If you develop software for a large enterprise company, chances are you’ve heard of Tricentis. If you don’t develop software for a large enterprise company, chances are you haven’t. The software testing company with a focus on modern cloud and enterprise applications was founded in Austria in 2007 and grew from a small consulting firm to a major player in this field, with customers like Allianz, BMW, Starbucks, Deutsche Bank, Toyota and UBS. In 2017, the company raised a $165 million Series B round led by Insight Venture Partners.
Today, Tricentis announced that it has acquired Neotys, a popular performance testing service with a focus on modern enterprise applications and a tests-as-code philosophy. The two companies did not disclose the price of the acquisition. France-based Neotys launched in 2005 and raised about €3 million before the acquisition. Today, it has about 600 customers for its NeoLoad platform. These include BNP Paribas, Dell, Lufthansa, McKesson and TechCrunch’s own corporate parent, Verizon.
As Tricentis CEO Sandeep Johri noted, testing tools were traditionally script-based, which also meant they were very fragile whenever an application changed. Early on, Tricentis introduced a low-code tool that made the automation process both easier and resilient. Now, as even traditional enterprises move to DevOps and release code at a faster speed than ever before, testing is becoming both more important and harder for these companies to implement.
“You have to have automation and you cannot have it be fragile, where it breaks, because then you spend as much time fixing the automation as you do testing the software,” Johri said. “Our core differentiator was the fact that we were a low-code, model-based automation engine. That’s what allowed us to go from $6 million in recurring revenue eight years ago to $200 million this year.”
Tricentis, he added, wants to be the testing platform of choice for large enterprises. “We want to make sure we do everything that a customer would need, from a testing perspective, end to end. Automation, test management, test data, test case design,” he said.
The acquisition of Neotys allows the company to expand this portfolio by adding load and performance testing as well.

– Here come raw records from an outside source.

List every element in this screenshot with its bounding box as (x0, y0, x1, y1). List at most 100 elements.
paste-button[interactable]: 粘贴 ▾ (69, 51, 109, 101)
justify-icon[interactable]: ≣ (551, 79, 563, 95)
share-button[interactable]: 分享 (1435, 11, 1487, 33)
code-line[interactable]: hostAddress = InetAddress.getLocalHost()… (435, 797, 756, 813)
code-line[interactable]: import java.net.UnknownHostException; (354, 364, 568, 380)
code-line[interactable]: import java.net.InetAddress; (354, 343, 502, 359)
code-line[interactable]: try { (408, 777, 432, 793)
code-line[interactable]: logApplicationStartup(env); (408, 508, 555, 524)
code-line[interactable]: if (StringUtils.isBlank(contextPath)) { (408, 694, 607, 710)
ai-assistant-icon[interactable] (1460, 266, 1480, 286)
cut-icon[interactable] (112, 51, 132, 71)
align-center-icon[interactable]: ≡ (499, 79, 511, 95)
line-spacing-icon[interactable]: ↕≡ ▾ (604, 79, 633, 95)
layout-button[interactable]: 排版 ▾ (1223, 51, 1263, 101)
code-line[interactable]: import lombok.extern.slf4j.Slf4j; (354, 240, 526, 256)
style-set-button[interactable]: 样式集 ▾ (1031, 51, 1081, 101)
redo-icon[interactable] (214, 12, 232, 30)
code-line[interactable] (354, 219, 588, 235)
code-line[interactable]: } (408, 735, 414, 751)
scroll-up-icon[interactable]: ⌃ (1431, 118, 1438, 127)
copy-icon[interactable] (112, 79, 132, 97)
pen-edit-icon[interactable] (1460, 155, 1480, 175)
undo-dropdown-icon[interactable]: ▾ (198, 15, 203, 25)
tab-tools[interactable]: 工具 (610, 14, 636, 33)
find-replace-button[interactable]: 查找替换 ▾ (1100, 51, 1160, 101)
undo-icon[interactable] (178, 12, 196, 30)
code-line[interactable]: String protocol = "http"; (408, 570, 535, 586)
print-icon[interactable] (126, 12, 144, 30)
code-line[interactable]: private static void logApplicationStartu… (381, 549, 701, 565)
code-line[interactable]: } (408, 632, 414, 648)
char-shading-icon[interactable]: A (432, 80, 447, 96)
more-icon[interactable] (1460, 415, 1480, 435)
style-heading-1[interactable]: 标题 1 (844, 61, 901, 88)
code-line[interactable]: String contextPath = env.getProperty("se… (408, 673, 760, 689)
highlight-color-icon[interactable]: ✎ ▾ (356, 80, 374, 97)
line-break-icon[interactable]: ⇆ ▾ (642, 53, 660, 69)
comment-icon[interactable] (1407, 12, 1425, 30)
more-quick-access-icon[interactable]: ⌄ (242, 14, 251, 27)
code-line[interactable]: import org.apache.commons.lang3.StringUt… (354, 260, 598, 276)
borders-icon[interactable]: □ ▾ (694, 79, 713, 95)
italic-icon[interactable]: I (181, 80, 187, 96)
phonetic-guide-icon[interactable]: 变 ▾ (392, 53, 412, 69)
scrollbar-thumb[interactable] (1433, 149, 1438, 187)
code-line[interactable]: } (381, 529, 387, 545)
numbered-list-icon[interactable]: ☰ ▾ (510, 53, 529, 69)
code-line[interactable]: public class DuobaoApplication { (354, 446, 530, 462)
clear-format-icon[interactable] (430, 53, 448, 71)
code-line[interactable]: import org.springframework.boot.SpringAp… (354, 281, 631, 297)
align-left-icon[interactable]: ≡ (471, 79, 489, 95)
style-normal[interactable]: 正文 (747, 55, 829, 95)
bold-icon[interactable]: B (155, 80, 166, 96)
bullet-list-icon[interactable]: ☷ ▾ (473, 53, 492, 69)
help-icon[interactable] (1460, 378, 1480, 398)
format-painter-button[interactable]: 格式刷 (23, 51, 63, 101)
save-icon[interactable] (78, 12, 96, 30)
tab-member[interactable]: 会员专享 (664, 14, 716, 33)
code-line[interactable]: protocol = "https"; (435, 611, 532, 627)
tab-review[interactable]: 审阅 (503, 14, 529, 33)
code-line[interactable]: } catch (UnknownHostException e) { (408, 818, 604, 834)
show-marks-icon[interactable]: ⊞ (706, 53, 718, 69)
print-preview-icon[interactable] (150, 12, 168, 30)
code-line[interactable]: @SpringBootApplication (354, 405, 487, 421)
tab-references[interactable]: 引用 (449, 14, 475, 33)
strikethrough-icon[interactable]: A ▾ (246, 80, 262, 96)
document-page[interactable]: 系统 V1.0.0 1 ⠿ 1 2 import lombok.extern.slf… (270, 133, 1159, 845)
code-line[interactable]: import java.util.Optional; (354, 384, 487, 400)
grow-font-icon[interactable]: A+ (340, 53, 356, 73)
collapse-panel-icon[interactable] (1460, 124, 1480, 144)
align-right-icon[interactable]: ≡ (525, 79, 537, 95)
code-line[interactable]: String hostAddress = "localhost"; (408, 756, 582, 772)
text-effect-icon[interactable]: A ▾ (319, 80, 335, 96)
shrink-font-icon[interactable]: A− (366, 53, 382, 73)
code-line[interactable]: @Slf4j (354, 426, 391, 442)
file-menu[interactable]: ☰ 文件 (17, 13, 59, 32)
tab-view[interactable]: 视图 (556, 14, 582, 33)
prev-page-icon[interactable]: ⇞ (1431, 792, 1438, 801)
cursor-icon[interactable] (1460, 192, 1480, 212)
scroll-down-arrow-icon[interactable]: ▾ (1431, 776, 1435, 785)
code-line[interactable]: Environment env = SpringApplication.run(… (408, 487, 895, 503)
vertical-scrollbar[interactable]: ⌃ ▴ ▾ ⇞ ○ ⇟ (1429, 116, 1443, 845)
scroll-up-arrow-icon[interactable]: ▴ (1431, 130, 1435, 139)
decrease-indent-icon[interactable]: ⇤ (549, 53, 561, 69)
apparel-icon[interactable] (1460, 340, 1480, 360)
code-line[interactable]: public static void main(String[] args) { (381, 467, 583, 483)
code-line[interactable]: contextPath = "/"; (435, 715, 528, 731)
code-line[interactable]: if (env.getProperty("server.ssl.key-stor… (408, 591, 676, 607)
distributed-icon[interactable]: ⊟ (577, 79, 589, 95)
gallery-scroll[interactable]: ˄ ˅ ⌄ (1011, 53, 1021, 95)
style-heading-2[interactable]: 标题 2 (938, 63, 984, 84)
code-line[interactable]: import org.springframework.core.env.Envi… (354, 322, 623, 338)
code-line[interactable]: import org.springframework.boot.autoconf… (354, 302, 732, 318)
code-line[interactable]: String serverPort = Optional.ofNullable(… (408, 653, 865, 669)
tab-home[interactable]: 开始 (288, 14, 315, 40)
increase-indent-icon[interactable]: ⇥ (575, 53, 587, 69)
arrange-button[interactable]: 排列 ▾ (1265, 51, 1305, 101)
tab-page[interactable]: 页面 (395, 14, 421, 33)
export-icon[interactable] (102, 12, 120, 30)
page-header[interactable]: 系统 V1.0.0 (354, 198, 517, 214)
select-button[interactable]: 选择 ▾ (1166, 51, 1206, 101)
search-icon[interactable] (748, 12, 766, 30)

It’s one thing to do the standard kind of functional testing that Tricentis already did before launching an update, but once an application goes into production, load and performance testing becomes critical as well.
“Before you put it into production — or before you deploy it — you need to make sure that your application not only works as you expect it, you need to make sure that it can handle the workload and that it has acceptable performance,” Johri noted. “That’s where load and performance testing comes in and that’s why we acquired Neotys. We have some capability there, but that was primarily focused on the developers. But we needed something that would allow us to do end-to-end performance testing and load testing.”
The two companies already had an existing partnership and had integrated their tools before the acquisition — and many of its customers were already using both tools, too.
“We are looking forward to joining Tricentis, the industry leader in continuous testing,” said Thibaud Bussière, president and co-founder at Neotys. “Today’s Agile and DevOps teams are looking for ways to be more strategic and eliminate manual tasks and implement automated solutions to work more efficiently and effectively. As part of Tricentis, we’ll be able to eliminate laborious testing tasks to allow teams to focus on high-value analysis and performance engineering.”
NeoLoad will continue to exist as a stand-alone product, but users will likely see deeper integrations with Tricentis’ existing tools over time, include Tricentis Analytics, for example.
Johri tells me that he considers Tricentis one of the “best kept secrets in Silicon Valley” because the company not only started out in Europe (even though its headquarters is now in Silicon Valley) but also because it hasn’t raised a lot of venture rounds over the years. But that’s very much in line with Johri’s philosophy of building a company.
“A lot of Silicon Valley tends to pay attention only when you raise money,” he told me. “I actually think every time you raise money, you’re diluting yourself and everybody else. So if you can succeed without raising too much money, that’s the best thing. We feel pretty good that we have been very capital efficient and now we’re recognized as a leader in the category — which is a huge category with $30 billion spend in the category. So we’re feeling pretty good about it.”